Crystalline lens dislocation secondary to bacterial endogenous endophthalmitis.
Sangave A, Komati R, Weinmann A, Samuel L, and Desai U. Crystalline lens dislocation secondary to bacterial endogenous endophthalmitis. Am J Ophthalmol Case Rep 2017; 7:149-152.
Am J Ophthalmol Case Rep
Purpose: To present an unusual case of endogenous endophthalmitis secondary to Group A streptococcus (GAS) that resulted in dislocation of the crystalline lens.
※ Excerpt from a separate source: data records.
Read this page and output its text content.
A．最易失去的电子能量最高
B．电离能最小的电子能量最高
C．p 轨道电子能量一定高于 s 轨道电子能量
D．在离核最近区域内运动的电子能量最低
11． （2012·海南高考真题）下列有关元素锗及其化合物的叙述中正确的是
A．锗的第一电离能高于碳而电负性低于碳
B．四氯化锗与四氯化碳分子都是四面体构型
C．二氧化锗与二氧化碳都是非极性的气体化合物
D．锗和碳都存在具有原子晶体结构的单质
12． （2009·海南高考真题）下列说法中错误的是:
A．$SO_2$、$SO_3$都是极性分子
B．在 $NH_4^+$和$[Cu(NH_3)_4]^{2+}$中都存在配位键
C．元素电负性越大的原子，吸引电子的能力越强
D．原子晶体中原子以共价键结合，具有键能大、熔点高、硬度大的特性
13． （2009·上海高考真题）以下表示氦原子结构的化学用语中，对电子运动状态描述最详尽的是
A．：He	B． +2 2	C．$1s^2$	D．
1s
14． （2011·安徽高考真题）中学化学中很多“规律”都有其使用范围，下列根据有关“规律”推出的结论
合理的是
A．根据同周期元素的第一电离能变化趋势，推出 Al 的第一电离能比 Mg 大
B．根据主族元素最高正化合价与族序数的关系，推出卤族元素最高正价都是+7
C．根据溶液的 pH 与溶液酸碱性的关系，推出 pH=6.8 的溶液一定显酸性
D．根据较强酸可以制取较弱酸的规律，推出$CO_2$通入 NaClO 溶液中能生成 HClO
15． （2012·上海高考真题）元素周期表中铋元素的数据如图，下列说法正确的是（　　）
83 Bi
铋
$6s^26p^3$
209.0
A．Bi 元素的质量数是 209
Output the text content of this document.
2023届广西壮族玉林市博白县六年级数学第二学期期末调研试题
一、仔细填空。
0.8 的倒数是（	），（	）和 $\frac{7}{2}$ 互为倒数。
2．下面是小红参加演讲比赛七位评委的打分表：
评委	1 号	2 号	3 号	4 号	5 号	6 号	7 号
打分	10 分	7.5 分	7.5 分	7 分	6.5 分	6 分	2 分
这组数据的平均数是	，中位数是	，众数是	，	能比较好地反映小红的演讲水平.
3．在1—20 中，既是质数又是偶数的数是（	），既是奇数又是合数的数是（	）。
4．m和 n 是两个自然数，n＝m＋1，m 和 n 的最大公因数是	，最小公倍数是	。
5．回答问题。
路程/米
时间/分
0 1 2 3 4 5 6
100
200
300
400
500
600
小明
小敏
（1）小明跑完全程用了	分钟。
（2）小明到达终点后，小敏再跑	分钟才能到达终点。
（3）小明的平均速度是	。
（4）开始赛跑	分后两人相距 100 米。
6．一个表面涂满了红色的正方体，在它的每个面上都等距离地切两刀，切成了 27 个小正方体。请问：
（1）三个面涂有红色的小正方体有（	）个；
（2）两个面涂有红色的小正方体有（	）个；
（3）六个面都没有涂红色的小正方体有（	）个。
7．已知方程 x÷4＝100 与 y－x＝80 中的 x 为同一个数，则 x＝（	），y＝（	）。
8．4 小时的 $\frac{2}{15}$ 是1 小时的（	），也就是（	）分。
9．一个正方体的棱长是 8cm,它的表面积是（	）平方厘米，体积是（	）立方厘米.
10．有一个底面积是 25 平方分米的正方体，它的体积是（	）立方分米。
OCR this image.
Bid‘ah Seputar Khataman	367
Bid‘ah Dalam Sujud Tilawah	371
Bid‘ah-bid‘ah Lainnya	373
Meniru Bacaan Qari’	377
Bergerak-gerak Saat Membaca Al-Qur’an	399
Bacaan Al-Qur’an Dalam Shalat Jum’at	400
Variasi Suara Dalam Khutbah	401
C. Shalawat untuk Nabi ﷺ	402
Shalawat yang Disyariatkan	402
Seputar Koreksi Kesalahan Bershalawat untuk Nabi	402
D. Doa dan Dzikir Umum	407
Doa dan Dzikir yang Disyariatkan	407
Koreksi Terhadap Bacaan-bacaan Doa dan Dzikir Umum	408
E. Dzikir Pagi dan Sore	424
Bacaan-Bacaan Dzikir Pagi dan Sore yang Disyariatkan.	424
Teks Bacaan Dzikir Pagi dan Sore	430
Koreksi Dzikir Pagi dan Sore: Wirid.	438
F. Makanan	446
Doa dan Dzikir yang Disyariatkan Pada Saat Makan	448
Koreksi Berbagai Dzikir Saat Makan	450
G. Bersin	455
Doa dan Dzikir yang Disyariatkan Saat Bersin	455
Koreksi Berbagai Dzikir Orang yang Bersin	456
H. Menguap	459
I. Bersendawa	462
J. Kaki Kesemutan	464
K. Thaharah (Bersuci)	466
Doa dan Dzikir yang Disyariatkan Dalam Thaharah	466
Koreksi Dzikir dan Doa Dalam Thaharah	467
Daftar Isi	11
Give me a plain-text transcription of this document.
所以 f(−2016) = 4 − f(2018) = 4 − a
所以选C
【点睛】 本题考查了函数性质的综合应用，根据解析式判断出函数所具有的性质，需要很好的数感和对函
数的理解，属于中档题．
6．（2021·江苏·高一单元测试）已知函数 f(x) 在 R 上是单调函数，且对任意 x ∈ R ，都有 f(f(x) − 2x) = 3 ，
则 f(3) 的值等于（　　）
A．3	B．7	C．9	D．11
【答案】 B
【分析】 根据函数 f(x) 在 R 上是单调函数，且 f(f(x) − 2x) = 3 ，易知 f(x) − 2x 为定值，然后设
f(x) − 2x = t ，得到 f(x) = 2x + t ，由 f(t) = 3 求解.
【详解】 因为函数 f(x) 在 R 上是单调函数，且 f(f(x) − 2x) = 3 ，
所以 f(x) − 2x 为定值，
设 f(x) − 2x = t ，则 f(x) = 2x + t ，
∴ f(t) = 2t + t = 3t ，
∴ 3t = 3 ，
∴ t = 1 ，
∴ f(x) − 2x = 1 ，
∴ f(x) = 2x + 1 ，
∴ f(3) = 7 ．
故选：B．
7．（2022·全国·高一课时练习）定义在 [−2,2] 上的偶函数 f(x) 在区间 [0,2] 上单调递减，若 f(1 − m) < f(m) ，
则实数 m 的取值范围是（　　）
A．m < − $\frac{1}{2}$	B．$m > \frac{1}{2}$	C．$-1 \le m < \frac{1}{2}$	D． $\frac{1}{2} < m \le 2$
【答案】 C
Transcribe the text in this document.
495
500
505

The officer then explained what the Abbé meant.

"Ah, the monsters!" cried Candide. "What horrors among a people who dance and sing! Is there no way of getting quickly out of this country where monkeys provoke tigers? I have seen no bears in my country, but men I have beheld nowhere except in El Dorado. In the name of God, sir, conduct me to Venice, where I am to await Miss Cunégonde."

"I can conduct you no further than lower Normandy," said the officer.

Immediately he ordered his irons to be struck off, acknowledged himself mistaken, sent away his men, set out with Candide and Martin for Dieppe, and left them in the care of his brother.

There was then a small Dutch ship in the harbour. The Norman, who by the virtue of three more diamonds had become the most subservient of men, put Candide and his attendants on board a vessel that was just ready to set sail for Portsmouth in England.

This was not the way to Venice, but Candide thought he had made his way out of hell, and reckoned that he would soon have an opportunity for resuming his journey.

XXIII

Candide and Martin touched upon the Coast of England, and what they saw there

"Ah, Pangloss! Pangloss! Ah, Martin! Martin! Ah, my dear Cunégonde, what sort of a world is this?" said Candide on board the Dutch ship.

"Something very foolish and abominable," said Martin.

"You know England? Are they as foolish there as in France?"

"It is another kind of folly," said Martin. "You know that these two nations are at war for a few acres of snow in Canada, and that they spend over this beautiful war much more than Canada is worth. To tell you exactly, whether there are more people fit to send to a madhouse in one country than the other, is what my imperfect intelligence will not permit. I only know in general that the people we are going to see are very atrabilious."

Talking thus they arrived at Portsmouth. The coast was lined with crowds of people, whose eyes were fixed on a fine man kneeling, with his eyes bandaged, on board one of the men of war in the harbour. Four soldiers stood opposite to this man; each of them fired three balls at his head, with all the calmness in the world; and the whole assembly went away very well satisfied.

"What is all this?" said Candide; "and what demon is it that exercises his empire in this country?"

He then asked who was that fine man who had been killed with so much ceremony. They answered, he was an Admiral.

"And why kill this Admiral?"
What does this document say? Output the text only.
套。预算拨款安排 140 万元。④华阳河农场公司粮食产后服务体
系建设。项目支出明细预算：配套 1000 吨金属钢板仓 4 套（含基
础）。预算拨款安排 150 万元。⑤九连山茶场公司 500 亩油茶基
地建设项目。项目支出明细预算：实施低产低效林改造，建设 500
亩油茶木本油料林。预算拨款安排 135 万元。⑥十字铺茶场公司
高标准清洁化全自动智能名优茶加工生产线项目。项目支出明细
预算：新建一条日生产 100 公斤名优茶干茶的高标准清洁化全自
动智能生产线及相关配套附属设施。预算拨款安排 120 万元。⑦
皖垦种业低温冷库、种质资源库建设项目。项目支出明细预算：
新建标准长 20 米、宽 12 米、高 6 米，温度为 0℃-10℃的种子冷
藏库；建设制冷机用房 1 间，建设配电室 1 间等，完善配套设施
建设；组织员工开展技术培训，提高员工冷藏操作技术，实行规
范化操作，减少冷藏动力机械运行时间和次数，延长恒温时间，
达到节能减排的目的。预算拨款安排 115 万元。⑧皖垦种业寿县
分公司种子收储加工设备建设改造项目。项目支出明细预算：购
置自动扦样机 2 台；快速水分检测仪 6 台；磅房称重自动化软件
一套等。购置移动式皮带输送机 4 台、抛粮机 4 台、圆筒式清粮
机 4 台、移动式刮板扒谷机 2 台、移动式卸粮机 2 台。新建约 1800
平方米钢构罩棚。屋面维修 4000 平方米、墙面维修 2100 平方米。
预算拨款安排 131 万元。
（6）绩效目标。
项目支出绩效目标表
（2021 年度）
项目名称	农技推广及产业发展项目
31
Observations: An immunocompetent 51-year-old man presented to the emergency room (ER) with upper respiratory infection (URI) symptoms and painful right eye. He was diagnosed with URI and viral conjunctivitis and discharged on oral azithromycin and polytrim eyedrops. He returned to the ER 30 h later with sepsis and findings consistent with endophthalmitis, including light perception only vision. Ophthalmology was consulted at this time and an emergent vitreous tap and injection was performed. Both blood and vitreous cultures grew an atypical non-hemolytic variant of GAS (Streptococcus pyogenes). The primary source of infection was presumed to be secondary to pharyngitis or cutaneous dissemination. Final vision in the affected eye was no light perception, likely from a combination of anterior segment scarring, posterior segment damage, and hypotony. Interestingly, head computed tomography (CT) at the initial ER presentation showed normal lens position, but repeat CT at re-presentation revealed posterior dislocation of the lens.
Conclusions and importance: Endophthalmitis secondary to GAS has been sparsely reported in the literature, and this case highlights a unique clinical presentation. We suspect that this atypical non-hemolytic strain may have evaded detection on initial pharyngeal cultures. Additionally, we hypothesize that GAS-mediated protease release resulted in breakdown of the zonular fibers and subsequent lens dislocation. Ophthalmologists should be aware of GAS and its devastating intraocular manifestations.